Member of the Oregon House of Representatives
- In office 2004–2004
- Preceded by: Deborah Kafoury

Personal details
- Born: Raoul Pingree Smith May 17, 1935 Salt Lake City, Utah, U.S.
- Died: June 30, 2026 (aged 91)
- Party: Democratic
- Spouse: Marjorie Burns
- Children: 4; including Jefferson
- Alma mater: University of Utah George Washington University Law School

= Joe Smith (Oregon politician) =

American politician

Raoul Pingree Smith (May 17, 1935 – June 30, 2026) was an American politician. A member of the Democratic Party, he served as chairman of the Democratic Party of Oregon from 1980 to 1982 and in the Oregon House of Representatives in 2004.

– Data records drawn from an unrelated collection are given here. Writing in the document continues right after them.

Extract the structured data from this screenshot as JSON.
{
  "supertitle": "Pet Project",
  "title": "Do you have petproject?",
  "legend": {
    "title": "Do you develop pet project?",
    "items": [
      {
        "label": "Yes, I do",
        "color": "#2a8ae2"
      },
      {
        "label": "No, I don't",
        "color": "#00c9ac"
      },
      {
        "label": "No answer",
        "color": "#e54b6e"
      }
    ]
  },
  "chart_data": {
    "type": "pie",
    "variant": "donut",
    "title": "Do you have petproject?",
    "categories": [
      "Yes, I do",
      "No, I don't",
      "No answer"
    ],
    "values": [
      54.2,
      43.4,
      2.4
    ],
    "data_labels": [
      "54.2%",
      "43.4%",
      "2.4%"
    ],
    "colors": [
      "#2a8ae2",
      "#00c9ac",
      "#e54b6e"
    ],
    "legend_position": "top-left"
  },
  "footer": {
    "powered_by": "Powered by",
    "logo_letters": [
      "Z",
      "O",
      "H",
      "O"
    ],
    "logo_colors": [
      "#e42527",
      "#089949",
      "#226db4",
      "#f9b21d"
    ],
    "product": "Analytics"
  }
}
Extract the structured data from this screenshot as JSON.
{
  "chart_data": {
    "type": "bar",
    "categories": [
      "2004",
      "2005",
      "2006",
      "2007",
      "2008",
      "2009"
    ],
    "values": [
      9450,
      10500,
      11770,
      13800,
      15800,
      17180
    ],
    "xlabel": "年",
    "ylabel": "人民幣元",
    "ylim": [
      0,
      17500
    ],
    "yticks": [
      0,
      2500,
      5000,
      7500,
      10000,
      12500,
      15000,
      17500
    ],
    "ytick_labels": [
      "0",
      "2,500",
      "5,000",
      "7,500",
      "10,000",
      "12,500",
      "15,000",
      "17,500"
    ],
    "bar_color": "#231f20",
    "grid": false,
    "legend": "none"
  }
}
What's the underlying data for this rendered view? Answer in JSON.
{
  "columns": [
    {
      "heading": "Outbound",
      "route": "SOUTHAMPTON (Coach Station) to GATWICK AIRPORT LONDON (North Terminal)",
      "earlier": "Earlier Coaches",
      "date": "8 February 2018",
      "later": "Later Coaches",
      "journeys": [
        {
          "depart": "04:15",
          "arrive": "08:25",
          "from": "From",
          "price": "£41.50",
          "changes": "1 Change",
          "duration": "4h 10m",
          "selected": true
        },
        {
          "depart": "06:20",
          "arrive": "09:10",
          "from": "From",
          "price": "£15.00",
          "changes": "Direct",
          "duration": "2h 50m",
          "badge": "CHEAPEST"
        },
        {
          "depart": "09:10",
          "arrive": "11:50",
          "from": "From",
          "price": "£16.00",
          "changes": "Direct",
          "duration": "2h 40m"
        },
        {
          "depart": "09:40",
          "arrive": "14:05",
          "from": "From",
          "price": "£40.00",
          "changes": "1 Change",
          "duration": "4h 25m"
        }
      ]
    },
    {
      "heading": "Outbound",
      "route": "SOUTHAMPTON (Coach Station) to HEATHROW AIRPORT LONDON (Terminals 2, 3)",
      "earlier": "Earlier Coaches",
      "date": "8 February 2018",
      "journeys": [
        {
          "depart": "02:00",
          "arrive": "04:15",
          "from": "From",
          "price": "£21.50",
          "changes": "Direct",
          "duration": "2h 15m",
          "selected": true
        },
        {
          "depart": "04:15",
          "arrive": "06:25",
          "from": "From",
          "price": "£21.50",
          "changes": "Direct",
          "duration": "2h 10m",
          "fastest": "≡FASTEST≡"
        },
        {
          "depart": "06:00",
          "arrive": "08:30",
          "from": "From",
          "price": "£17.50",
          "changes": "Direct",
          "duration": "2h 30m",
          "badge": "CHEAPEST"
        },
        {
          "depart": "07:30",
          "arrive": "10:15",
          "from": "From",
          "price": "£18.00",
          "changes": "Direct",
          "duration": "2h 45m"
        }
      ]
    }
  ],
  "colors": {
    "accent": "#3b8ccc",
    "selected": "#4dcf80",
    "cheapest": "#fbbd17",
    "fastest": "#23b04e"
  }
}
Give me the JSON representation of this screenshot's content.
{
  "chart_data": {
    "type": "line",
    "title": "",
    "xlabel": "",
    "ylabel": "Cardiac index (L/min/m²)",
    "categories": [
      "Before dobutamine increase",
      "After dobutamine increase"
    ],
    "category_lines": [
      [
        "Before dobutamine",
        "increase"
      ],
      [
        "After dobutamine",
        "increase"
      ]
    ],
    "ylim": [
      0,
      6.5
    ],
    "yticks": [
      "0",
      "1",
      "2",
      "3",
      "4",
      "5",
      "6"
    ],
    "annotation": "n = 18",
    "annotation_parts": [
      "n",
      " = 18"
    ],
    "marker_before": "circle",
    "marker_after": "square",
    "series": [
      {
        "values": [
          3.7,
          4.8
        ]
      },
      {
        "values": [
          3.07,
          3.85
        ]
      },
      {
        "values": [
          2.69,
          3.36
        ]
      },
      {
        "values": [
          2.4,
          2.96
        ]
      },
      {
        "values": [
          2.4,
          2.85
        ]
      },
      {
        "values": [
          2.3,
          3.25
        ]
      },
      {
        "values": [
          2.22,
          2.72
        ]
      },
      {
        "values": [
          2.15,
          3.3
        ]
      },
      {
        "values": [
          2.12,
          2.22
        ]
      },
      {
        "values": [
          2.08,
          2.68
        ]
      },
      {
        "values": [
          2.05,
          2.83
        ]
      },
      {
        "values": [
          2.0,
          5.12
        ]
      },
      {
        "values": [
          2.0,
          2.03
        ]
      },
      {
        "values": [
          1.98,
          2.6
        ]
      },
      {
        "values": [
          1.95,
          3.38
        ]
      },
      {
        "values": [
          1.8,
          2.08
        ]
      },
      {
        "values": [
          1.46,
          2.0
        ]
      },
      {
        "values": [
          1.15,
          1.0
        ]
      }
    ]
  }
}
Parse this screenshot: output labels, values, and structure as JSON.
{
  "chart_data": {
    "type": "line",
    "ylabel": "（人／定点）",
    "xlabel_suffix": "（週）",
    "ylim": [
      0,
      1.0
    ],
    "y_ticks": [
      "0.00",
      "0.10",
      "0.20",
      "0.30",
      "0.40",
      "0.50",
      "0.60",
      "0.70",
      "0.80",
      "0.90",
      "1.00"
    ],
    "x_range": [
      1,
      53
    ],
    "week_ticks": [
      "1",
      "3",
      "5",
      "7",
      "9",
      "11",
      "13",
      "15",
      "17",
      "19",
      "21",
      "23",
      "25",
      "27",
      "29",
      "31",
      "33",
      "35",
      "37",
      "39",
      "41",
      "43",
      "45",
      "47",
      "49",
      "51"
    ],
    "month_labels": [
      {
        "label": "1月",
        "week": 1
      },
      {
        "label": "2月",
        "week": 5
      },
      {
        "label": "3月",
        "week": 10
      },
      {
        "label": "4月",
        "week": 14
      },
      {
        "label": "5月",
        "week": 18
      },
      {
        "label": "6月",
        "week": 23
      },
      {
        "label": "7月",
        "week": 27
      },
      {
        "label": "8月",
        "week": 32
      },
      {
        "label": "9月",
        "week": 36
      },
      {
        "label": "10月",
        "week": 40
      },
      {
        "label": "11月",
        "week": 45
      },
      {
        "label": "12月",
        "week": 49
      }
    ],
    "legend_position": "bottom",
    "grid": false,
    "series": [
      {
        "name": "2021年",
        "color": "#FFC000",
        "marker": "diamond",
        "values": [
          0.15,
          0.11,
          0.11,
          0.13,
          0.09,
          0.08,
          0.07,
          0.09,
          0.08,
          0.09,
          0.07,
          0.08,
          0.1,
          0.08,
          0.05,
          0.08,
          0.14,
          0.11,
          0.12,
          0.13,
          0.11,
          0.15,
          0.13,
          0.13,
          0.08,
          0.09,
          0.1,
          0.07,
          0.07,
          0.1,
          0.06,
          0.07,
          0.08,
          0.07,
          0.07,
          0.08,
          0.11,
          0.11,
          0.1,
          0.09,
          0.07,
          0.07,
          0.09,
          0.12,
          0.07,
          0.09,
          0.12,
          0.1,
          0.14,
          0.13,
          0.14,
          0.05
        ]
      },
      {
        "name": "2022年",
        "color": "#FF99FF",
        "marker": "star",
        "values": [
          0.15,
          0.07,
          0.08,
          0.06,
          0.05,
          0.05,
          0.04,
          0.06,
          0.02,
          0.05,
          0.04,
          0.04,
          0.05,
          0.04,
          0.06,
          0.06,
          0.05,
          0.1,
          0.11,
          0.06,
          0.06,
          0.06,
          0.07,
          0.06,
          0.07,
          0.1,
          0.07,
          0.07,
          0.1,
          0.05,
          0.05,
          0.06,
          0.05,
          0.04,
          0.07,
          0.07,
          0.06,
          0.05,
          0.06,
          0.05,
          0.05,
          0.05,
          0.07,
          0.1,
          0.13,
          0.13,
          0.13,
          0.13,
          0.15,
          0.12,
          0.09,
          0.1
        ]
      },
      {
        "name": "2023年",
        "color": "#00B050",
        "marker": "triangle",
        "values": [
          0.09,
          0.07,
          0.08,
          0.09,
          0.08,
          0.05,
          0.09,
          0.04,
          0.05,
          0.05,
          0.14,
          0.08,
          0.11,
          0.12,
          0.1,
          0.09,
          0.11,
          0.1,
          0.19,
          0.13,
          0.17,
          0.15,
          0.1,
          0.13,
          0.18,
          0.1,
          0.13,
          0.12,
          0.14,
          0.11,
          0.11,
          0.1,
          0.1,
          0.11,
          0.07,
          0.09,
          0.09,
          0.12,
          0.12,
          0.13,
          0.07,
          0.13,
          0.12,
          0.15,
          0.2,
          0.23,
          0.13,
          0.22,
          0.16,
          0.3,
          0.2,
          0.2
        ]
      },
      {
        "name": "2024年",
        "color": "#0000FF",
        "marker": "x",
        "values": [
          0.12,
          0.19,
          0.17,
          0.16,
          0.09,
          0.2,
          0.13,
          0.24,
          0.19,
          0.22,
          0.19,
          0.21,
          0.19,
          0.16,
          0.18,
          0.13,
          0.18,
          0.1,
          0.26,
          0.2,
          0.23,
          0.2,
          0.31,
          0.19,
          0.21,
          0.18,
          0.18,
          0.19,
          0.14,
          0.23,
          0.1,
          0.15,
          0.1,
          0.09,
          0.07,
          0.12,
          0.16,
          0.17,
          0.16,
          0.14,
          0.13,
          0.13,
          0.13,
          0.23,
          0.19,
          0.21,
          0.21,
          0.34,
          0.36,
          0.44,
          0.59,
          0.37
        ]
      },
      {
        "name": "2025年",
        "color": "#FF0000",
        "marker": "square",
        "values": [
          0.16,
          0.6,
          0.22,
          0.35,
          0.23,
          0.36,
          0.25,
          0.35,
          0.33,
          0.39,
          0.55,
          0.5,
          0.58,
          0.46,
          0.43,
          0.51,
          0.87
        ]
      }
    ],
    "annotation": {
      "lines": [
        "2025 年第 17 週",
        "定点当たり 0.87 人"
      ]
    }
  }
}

== Early life and career ==
Smith was born in Salt Lake City, Utah, the son of Joseph, a speech professor, and Ruth, an English teacher. He attended the University of Utah and graduated from the George Washington University Law School. After graduating, he worked as a district attorney in Umatilla County, Oregon. In 1972, he ran as a Democratic candidate for attorney general of Oregon. He received 440,648 votes, but lost to Republican incumbent Lee Johnson, who won with 456,949 votes.

Smith served as chairman of the Democratic Party of Oregon from 1980 to 1982. After his service as chairman, he served in the Oregon House of Representatives in 2004, succeeding Deborah Kafoury.

== Personal life and death ==
Smith was married to Marjorie Burns. Their marriage lasted until Smith's death in 2026. He had four children, including Jefferson, an Oregon representative.

Smith died on June 30, 2026, at the age of 91.